How should we advise clients about investing and spending during retirement when their life expectancy is 150 years?

Developments in medical science suggest that humans, at least in the developed nations, may enjoy that life expectancy sometime during this century. It is thus possible that some of your youngest clients may live to see the beginnings of the 22nd century. You may not be there to help them then, but the advice you give them now may make a big difference to them a century hence.

I call such superlong-lived clients "Methuselah" clients, after the biblical personage who was reputed to have lived in excess of 900 years.

It is difficult to imagine how humans will adapt to such a long life expectancy. Much will probably depend on our physical and mental vigor. If those qualities can be augmented so that the average individual is alert and active well past the age of 100, then the term "retirement" may take on a different meaning. It is possible that individuals may move in and out of the work force several times during their lives, perhaps spending down accumulated wealth before returning to work to build it up again, then repeating this cycle again and again. Others may elect to work continually and thus accumulate vast wealth, as seen later.

How advisors will interact with such long-lived clients is also unknown. Can one expect to have a 100-year relationship with a client? Given all the succeeding generations of a client who will be alive simultaneously and in need of financial advice, perhaps future practices will be more like today's family practices, which serve primarily a small number of families with large wealth. Serving multiple generations of a family, even of modest wealth, could lead to more holistic planning, which is better for both client and advisor.

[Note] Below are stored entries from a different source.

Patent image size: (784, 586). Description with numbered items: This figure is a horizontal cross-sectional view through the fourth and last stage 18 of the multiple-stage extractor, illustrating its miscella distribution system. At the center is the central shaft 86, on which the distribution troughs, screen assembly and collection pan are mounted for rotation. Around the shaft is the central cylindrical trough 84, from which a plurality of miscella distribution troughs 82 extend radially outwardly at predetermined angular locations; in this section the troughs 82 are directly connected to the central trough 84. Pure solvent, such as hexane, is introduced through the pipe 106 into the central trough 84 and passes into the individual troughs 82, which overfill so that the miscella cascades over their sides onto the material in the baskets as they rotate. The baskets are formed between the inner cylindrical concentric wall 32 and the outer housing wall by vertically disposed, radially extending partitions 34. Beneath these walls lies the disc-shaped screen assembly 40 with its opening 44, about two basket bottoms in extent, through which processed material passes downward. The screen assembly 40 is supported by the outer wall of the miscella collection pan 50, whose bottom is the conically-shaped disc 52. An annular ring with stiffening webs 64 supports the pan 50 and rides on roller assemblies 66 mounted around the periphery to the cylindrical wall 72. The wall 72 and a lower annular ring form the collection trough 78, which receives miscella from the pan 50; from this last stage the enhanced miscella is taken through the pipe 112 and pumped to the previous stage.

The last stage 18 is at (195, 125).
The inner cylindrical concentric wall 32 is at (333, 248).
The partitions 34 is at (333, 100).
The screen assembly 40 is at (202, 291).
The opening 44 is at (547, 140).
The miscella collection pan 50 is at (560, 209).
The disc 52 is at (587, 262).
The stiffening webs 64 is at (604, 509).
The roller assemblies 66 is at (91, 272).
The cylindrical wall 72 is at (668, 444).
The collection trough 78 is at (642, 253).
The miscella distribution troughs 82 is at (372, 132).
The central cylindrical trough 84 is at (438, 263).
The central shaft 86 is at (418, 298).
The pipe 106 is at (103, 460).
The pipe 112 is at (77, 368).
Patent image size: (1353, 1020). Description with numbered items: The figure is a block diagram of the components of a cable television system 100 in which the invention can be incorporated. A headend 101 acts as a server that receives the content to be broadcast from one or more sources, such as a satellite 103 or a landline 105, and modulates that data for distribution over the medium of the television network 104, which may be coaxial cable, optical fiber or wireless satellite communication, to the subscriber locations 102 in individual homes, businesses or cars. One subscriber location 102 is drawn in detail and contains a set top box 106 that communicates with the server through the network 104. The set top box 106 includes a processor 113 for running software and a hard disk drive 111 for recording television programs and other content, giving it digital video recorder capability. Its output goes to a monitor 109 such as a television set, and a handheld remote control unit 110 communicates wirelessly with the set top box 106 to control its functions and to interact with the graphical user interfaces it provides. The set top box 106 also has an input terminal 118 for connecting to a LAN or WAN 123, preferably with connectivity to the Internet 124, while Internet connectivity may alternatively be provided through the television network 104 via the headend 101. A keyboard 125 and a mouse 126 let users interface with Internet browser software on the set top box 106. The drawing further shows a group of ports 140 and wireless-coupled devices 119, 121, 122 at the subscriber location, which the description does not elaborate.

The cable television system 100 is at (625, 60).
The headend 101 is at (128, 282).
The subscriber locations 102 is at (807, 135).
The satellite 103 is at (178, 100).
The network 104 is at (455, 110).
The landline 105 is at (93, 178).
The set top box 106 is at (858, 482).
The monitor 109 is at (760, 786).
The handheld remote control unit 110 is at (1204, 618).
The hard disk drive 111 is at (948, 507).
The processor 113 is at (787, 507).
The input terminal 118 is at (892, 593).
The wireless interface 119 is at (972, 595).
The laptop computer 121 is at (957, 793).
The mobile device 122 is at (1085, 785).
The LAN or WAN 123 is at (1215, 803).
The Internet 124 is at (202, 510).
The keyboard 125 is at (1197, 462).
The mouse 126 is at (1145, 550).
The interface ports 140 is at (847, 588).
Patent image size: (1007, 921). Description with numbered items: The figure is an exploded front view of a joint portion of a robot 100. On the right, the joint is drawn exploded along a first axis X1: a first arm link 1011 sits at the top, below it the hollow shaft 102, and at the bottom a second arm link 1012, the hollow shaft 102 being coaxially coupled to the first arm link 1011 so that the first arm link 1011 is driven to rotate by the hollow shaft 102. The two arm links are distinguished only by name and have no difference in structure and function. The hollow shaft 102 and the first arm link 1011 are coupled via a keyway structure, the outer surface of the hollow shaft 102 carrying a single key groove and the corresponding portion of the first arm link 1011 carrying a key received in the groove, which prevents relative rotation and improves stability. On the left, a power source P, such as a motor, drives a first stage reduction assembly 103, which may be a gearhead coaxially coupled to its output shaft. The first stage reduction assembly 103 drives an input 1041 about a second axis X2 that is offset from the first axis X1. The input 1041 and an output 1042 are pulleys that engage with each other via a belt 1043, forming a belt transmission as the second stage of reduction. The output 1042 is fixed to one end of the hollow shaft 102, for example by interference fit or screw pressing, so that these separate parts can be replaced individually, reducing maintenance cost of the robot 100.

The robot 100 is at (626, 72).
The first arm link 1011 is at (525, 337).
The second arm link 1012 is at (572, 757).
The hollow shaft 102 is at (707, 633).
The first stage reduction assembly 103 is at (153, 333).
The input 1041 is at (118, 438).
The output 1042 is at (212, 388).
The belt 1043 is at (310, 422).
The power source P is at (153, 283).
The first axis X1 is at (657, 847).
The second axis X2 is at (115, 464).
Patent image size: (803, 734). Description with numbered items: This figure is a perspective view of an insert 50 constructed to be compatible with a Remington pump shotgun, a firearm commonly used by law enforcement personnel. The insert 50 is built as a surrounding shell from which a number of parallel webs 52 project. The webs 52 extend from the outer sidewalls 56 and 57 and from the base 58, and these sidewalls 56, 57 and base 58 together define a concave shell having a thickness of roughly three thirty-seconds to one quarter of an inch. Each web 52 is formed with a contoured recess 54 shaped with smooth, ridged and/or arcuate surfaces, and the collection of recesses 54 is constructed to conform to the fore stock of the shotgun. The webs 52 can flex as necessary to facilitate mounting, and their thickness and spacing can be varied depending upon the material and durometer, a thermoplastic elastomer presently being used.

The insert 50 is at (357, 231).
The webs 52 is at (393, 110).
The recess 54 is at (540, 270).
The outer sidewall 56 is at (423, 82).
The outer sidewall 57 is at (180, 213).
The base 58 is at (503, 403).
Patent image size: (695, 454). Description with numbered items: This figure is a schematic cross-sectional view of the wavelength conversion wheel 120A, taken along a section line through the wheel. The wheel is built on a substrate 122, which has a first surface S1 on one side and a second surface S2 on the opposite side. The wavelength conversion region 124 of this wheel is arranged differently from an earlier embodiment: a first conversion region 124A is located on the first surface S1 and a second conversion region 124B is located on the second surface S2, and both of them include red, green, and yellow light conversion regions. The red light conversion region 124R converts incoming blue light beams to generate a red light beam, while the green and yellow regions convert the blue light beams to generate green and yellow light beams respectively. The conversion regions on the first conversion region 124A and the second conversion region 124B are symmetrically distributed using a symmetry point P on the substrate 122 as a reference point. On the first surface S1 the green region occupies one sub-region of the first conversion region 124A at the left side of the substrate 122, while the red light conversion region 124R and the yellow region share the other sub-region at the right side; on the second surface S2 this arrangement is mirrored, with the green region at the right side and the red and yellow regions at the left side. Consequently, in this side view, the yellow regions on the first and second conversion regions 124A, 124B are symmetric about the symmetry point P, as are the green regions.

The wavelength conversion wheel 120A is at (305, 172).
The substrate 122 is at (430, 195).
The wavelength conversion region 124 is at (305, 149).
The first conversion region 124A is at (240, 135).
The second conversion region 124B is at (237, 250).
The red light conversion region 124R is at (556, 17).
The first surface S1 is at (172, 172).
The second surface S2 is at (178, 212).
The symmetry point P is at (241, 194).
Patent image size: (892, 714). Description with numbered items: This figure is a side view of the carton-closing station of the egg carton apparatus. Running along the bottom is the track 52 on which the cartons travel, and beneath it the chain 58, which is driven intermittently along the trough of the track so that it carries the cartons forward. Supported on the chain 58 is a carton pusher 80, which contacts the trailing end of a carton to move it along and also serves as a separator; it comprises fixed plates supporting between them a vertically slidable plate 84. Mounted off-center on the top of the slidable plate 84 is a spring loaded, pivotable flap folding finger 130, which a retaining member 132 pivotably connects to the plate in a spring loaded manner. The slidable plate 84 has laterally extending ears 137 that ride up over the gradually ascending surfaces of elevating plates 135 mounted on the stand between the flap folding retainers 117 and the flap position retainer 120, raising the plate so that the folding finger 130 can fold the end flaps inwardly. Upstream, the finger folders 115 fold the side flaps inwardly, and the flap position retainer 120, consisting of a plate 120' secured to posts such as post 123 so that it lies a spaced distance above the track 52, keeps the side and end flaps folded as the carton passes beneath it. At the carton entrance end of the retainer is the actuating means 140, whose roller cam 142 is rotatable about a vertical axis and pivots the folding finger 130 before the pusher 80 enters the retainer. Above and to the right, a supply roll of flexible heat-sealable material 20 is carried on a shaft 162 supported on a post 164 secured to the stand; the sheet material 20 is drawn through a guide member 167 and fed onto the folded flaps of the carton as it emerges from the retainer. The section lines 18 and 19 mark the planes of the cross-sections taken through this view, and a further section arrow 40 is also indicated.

In my earlier writing on withdrawals from retirement investment portfolios (which appeared in the Journal of Financial Planning), I assumed that clients would retire at age 65, live "only" to age 95, and therefore require only 30 years of withdrawals from their investment portfolios. I determined "safe" withdrawal rates, which would allow retirees to stretch their resources, based on historical investment returns and rates of inflation, until at least age 95.

After much thought, I decided the most useful analysis I could perform for the Methuselah client would be to determine safe withdrawal rates for much longer periods of time, up to at least 75 years. This would permit the advisor to advise a client based on the length of time withdrawals were required, regardless of whether they were for permanent retirement, or some future quasi-retirement.

Models Of Security Returns

Even with this simple approach, I had to contend with an initial problem. The Ibbotson Associates data, on which I base my analysis, covers only 74 years of security returns and inflation, for the years 1926 through 1999. How should I model future investment returns (and inflation) to provide for time horizons as long as 75 years?

I decided to extend my model by using a past period of historical returns and repeat it over and over, as long as necessary. I settled on the 36-year period of 1964-1999 as being representative of my hypothetical future. Thus, for the period 2000 through 2035, I used the actual Ibbotson returns for large-cap stocks (LCS), intermediate-term government bonds (ITG), as well as the measure of inflation (CPI), for the years 1964-1999.